Just Booze It – Nairobis Madness

Nairobi city. The city where everyone is in a hurry and almost everyone is ever late. It beats purpose to drive a Bugatti on a potholed road or one with traffic right? That’s the case of Betsy in Nairobi traffic madness as TED narrates his encounter.

I was almost dying. I was even thinking of what my will would be like – the hardest part being deciding who I would leave my beloved Betsy with. Betsy for those who are here for the first time is my blue Subaru. She is my baby. My sister Phoebe was definitely not an option. That girl is once told me ‘your car makes too much noise’ – Hah! My brother Manu still had some work to do but he was winning this one.

If you want to try to kill me, there is one efficient way – traffic. Put me in traffic for a couple of hours and I will be toast before you even know it. I am not talking of small-small traffic like that one of Jogoo Road but something like the hell on those tu roundabouts around Nyayo Stadium.

I was driving on Kangundo Road on a Saturday night heading to see my old man’. My guy Billie was with me. Billie Salano and I met back in the day in high school where we were desk mates. He was a mean ass rugby player- best scrum half I have ever seen play- and I was the rugby team ‘doctor’ so we basically became brothers. No one, and I mean absolutely no one cooks better pork than this guy. I have tried his recipe a thousand times, and tasted pork in many places but none is like his. It is as if this guy himself is an ingredient. Even my parents know it.

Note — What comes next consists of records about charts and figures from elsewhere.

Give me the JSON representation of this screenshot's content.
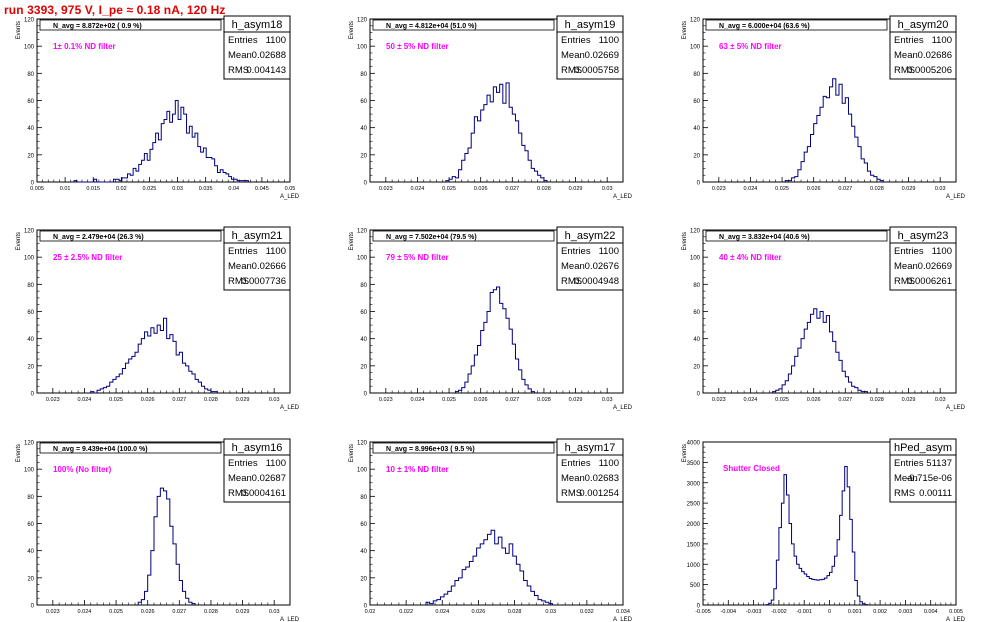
{
  "header": {
    "run_title": "run 3393,   975 V, I_pe ≈ 0.18 nA, 120 Hz"
  },
  "colors": {
    "hist_line": "#000080",
    "title_red": "#e00000",
    "annotation_magenta": "#ff00ff"
  },
  "chart_data": [
    {
      "type": "histogram",
      "name": "h_asym18",
      "ylabel": "Events",
      "xlabel": "A_LED",
      "ylim": [
        0,
        120
      ],
      "yticks": [
        0,
        20,
        40,
        60,
        80,
        100,
        120
      ],
      "xlim": [
        0.005,
        0.05
      ],
      "xticks": [
        0.005,
        0.01,
        0.015,
        0.02,
        0.025,
        0.03,
        0.035,
        0.04,
        0.045,
        0.05
      ],
      "xtick_labels": [
        "0.005",
        "0.01",
        "0.015",
        "0.02",
        "0.025",
        "0.03",
        "0.035",
        "0.04",
        "0.045",
        "0.05"
      ],
      "stats": {
        "title": "h_asym18",
        "rows": [
          [
            "Entries",
            "1100"
          ],
          [
            "Mean",
            "0.02688"
          ],
          [
            "RMS",
            "0.004143"
          ]
        ]
      },
      "n_avg": "N_avg = 8.872e+02 ( 0.9 %)",
      "filter": "1± 0.1% ND filter",
      "bins": {
        "start": 0.0116,
        "width": 0.0005,
        "counts": [
          1,
          0,
          0,
          0,
          0,
          0,
          0,
          2,
          0,
          0,
          0,
          0,
          0,
          0,
          2,
          2,
          1,
          3,
          3,
          6,
          5,
          10,
          8,
          13,
          16,
          21,
          16,
          24,
          29,
          36,
          31,
          43,
          46,
          52,
          44,
          50,
          60,
          46,
          55,
          50,
          36,
          41,
          33,
          36,
          26,
          22,
          25,
          18,
          18,
          17,
          12,
          7,
          9,
          7,
          6,
          4,
          2,
          2,
          1,
          1,
          1,
          1
        ]
      }
    },
    {
      "type": "histogram",
      "name": "h_asym19",
      "ylabel": "Events",
      "xlabel": "A_LED",
      "ylim": [
        0,
        120
      ],
      "yticks": [
        0,
        20,
        40,
        60,
        80,
        100,
        120
      ],
      "xlim": [
        0.0225,
        0.0305
      ],
      "xticks": [
        0.023,
        0.024,
        0.025,
        0.026,
        0.027,
        0.028,
        0.029,
        0.03
      ],
      "xtick_labels": [
        "0.023",
        "0.024",
        "0.025",
        "0.026",
        "0.027",
        "0.028",
        "0.029",
        "0.03"
      ],
      "stats": {
        "title": "h_asym19",
        "rows": [
          [
            "Entries",
            "1100"
          ],
          [
            "Mean",
            "0.02669"
          ],
          [
            "RMS",
            "0.0005758"
          ]
        ]
      },
      "n_avg": "N_avg = 4.812e+04 (51.0 %)",
      "filter": "50 ± 5% ND filter",
      "bins": {
        "start": 0.0249,
        "width": 0.0001,
        "counts": [
          1,
          2,
          4,
          3,
          9,
          16,
          21,
          25,
          36,
          48,
          45,
          53,
          57,
          64,
          59,
          70,
          66,
          72,
          58,
          73,
          55,
          50,
          45,
          36,
          27,
          23,
          16,
          10,
          8,
          5,
          3,
          1
        ]
      }
    },
    {
      "type": "histogram",
      "name": "h_asym20",
      "ylabel": "Events",
      "xlabel": "A_LED",
      "ylim": [
        0,
        120
      ],
      "yticks": [
        0,
        20,
        40,
        60,
        80,
        100,
        120
      ],
      "xlim": [
        0.0225,
        0.0305
      ],
      "xticks": [
        0.023,
        0.024,
        0.025,
        0.026,
        0.027,
        0.028,
        0.029,
        0.03
      ],
      "xtick_labels": [
        "0.023",
        "0.024",
        "0.025",
        "0.026",
        "0.027",
        "0.028",
        "0.029",
        "0.03"
      ],
      "stats": {
        "title": "h_asym20",
        "rows": [
          [
            "Entries",
            "1100"
          ],
          [
            "Mean",
            "0.02686"
          ],
          [
            "RMS",
            "0.0005206"
          ]
        ]
      },
      "n_avg": "N_avg = 6.000e+04 (63.6 %)",
      "filter": "63 ± 5% ND filter",
      "bins": {
        "start": 0.0251,
        "width": 0.0001,
        "counts": [
          1,
          1,
          3,
          4,
          9,
          15,
          22,
          26,
          35,
          43,
          49,
          55,
          63,
          62,
          70,
          76,
          64,
          72,
          58,
          62,
          50,
          41,
          33,
          26,
          17,
          14,
          8,
          5,
          4,
          2,
          1
        ]
      }
    },
    {
      "type": "histogram",
      "name": "h_asym21",
      "ylabel": "Events",
      "xlabel": "A_LED",
      "ylim": [
        0,
        120
      ],
      "yticks": [
        0,
        20,
        40,
        60,
        80,
        100,
        120
      ],
      "xlim": [
        0.0225,
        0.0305
      ],
      "xticks": [
        0.023,
        0.024,
        0.025,
        0.026,
        0.027,
        0.028,
        0.029,
        0.03
      ],
      "xtick_labels": [
        "0.023",
        "0.024",
        "0.025",
        "0.026",
        "0.027",
        "0.028",
        "0.029",
        "0.03"
      ],
      "stats": {
        "title": "h_asym21",
        "rows": [
          [
            "Entries",
            "1100"
          ],
          [
            "Mean",
            "0.02666"
          ],
          [
            "RMS",
            "0.0007736"
          ]
        ]
      },
      "n_avg": "N_avg = 2.479e+04 (26.3 %)",
      "filter": "25 ± 2.5% ND filter",
      "bins": {
        "start": 0.0242,
        "width": 0.0001,
        "counts": [
          1,
          0,
          2,
          3,
          4,
          5,
          8,
          10,
          12,
          14,
          18,
          22,
          25,
          27,
          30,
          36,
          40,
          45,
          42,
          48,
          44,
          50,
          46,
          55,
          40,
          43,
          38,
          28,
          30,
          22,
          20,
          16,
          14,
          10,
          8,
          5,
          3,
          2,
          1,
          1
        ]
      }
    },
    {
      "type": "histogram",
      "name": "h_asym22",
      "ylabel": "Events",
      "xlabel": "A_LED",
      "ylim": [
        0,
        120
      ],
      "yticks": [
        0,
        20,
        40,
        60,
        80,
        100,
        120
      ],
      "xlim": [
        0.0225,
        0.0305
      ],
      "xticks": [
        0.023,
        0.024,
        0.025,
        0.026,
        0.027,
        0.028,
        0.029,
        0.03
      ],
      "xtick_labels": [
        "0.023",
        "0.024",
        "0.025",
        "0.026",
        "0.027",
        "0.028",
        "0.029",
        "0.03"
      ],
      "stats": {
        "title": "h_asym22",
        "rows": [
          [
            "Entries",
            "1100"
          ],
          [
            "Mean",
            "0.02676"
          ],
          [
            "RMS",
            "0.0004948"
          ]
        ]
      },
      "n_avg": "N_avg = 7.502e+04 (79.5 %)",
      "filter": "79 ± 5% ND filter",
      "bins": {
        "start": 0.0252,
        "width": 0.0001,
        "counts": [
          1,
          2,
          4,
          8,
          14,
          20,
          28,
          35,
          46,
          52,
          60,
          74,
          76,
          78,
          66,
          62,
          55,
          47,
          36,
          25,
          17,
          10,
          6,
          3,
          1
        ]
      }
    },
    {
      "type": "histogram",
      "name": "h_asym23",
      "ylabel": "Events",
      "xlabel": "A_LED",
      "ylim": [
        0,
        120
      ],
      "yticks": [
        0,
        20,
        40,
        60,
        80,
        100,
        120
      ],
      "xlim": [
        0.0225,
        0.0305
      ],
      "xticks": [
        0.023,
        0.024,
        0.025,
        0.026,
        0.027,
        0.028,
        0.029,
        0.03
      ],
      "xtick_labels": [
        "0.023",
        "0.024",
        "0.025",
        "0.026",
        "0.027",
        "0.028",
        "0.029",
        "0.03"
      ],
      "stats": {
        "title": "h_asym23",
        "rows": [
          [
            "Entries",
            "1100"
          ],
          [
            "Mean",
            "0.02669"
          ],
          [
            "RMS",
            "0.0006261"
          ]
        ]
      },
      "n_avg": "N_avg = 3.832e+04 (40.6 %)",
      "filter": "40 ± 4% ND filter",
      "bins": {
        "start": 0.0247,
        "width": 0.0001,
        "counts": [
          1,
          2,
          3,
          6,
          9,
          14,
          20,
          27,
          33,
          40,
          47,
          52,
          58,
          62,
          55,
          60,
          52,
          57,
          45,
          38,
          30,
          24,
          16,
          12,
          8,
          5,
          4,
          2,
          1,
          1
        ]
      }
    },
    {
      "type": "histogram",
      "name": "h_asym16",
      "ylabel": "Events",
      "xlabel": "A_LED",
      "ylim": [
        0,
        120
      ],
      "yticks": [
        0,
        20,
        40,
        60,
        80,
        100,
        120
      ],
      "xlim": [
        0.0225,
        0.0305
      ],
      "xticks": [
        0.023,
        0.024,
        0.025,
        0.026,
        0.027,
        0.028,
        0.029,
        0.03
      ],
      "xtick_labels": [
        "0.023",
        "0.024",
        "0.025",
        "0.026",
        "0.027",
        "0.028",
        "0.029",
        "0.03"
      ],
      "stats": {
        "title": "h_asym16",
        "rows": [
          [
            "Entries",
            "1100"
          ],
          [
            "Mean",
            "0.02687"
          ],
          [
            "RMS",
            "0.0004161"
          ]
        ]
      },
      "n_avg": "N_avg = 9.439e+04 (100.0 %)",
      "filter": "100% (No filter)",
      "bins": {
        "start": 0.0257,
        "width": 0.0001,
        "counts": [
          2,
          4,
          10,
          22,
          40,
          65,
          80,
          86,
          84,
          78,
          58,
          45,
          30,
          18,
          10,
          5,
          2,
          1
        ]
      }
    },
    {
      "type": "histogram",
      "name": "h_asym17",
      "ylabel": "Events",
      "xlabel": "A_LED",
      "ylim": [
        0,
        120
      ],
      "yticks": [
        0,
        20,
        40,
        60,
        80,
        100,
        120
      ],
      "xlim": [
        0.02,
        0.034
      ],
      "xticks": [
        0.02,
        0.022,
        0.024,
        0.026,
        0.028,
        0.03,
        0.032,
        0.034
      ],
      "xtick_labels": [
        "0.02",
        "0.022",
        "0.024",
        "0.026",
        "0.028",
        "0.03",
        "0.032",
        "0.034"
      ],
      "stats": {
        "title": "h_asym17",
        "rows": [
          [
            "Entries",
            "1100"
          ],
          [
            "Mean",
            "0.02683"
          ],
          [
            "RMS",
            "0.001254"
          ]
        ]
      },
      "n_avg": "N_avg = 8.996e+03 ( 9.5 %)",
      "filter": "10 ± 1% ND filter",
      "bins": {
        "start": 0.0231,
        "width": 0.0002,
        "counts": [
          2,
          1,
          3,
          4,
          6,
          8,
          10,
          14,
          18,
          20,
          26,
          28,
          32,
          36,
          42,
          45,
          48,
          52,
          55,
          45,
          50,
          42,
          38,
          45,
          36,
          30,
          25,
          18,
          14,
          10,
          7,
          4,
          3,
          2,
          1
        ]
      }
    },
    {
      "type": "histogram",
      "name": "hPed_asym",
      "ylabel": "Events",
      "xlabel": "A_LED",
      "ylim": [
        0,
        4000
      ],
      "yticks": [
        0,
        500,
        1000,
        1500,
        2000,
        2500,
        3000,
        3500,
        4000
      ],
      "xlim": [
        -0.005,
        0.005
      ],
      "xticks": [
        -0.005,
        -0.004,
        -0.003,
        -0.002,
        -0.001,
        0,
        0.001,
        0.002,
        0.003,
        0.004,
        0.005
      ],
      "xtick_labels": [
        "-0.005",
        "-0.004",
        "-0.003",
        "-0.002",
        "-0.001",
        "0",
        "0.001",
        "0.002",
        "0.003",
        "0.004",
        "0.005"
      ],
      "stats": {
        "title": "hPed_asym",
        "rows": [
          [
            "Entries",
            "51137"
          ],
          [
            "Mean",
            "-9.715e-06"
          ],
          [
            "RMS",
            "0.00111"
          ]
        ]
      },
      "n_avg": "",
      "filter": "Shutter Closed",
      "bins": {
        "start": -0.0025,
        "width": 0.0001,
        "counts": [
          10,
          40,
          120,
          400,
          1100,
          1900,
          2500,
          3200,
          2700,
          2000,
          1500,
          1200,
          1000,
          900,
          820,
          760,
          700,
          650,
          630,
          620,
          610,
          620,
          630,
          660,
          720,
          800,
          950,
          1200,
          1600,
          2200,
          2800,
          3400,
          2900,
          2100,
          1300,
          600,
          220,
          80,
          30,
          10
        ]
      }
    }
  ]
}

It usually takes about an hour and a half from my place to theirs’ so I was sure that having left at 7pm, we would be there before the dreaded 9pm. There was to be no traffic – everyone knows there is no traffic on Saturdays. In fact, there is never traffic on this road – It just does not happen. So, when we got there, we could not believe what we were seeing.

This was total chaos. The two-way road was now a seven-way. Everyone was hooting and rowdy trying to create their own way through. I have never seen so many personal cars on the road in Kenya – I am not kidding. The car selling industry must be really nice. I wondered where so many people were coming from on a weekend night seeing that bars were closed. It was so bad that even the police could do nothing. Matatus drivers were behaving like matatu drivers, you know how they are. To make it worse, it was raining.

I felt misery creep into me like a tsunami wave. It was 10pm and we had gained only a couple of meters. Every radio station I switched to made me more miserable. I wished I had a helicopter or a horse. I kept on regretting why I did not go home on Sunday as I usually do. I looked at Billie and the guy was deep asleep, his snoring like a soft purr. How could someone sleep amidst all this?

On the backseat was some house shopping, our backpacks of clothes and two bottles of Jameson – one a gift for my old man and the other to keep us busy. I could not do this anymore – if I did, I was surely going to die. I woke the guy up to get him to take the wheel – Billie and my old man are the two guys who I would completely trust to drive Betsy. I could see that he wanted to complain but didn’t – and that directly put him in contention for Betsy too.

I went to the back seat, opened one Jameson bottle and chugged five huge sips straight. I told Billie to put some reggae on or turn the damn radio off. If I was going to die, I must as well have gone while drunk.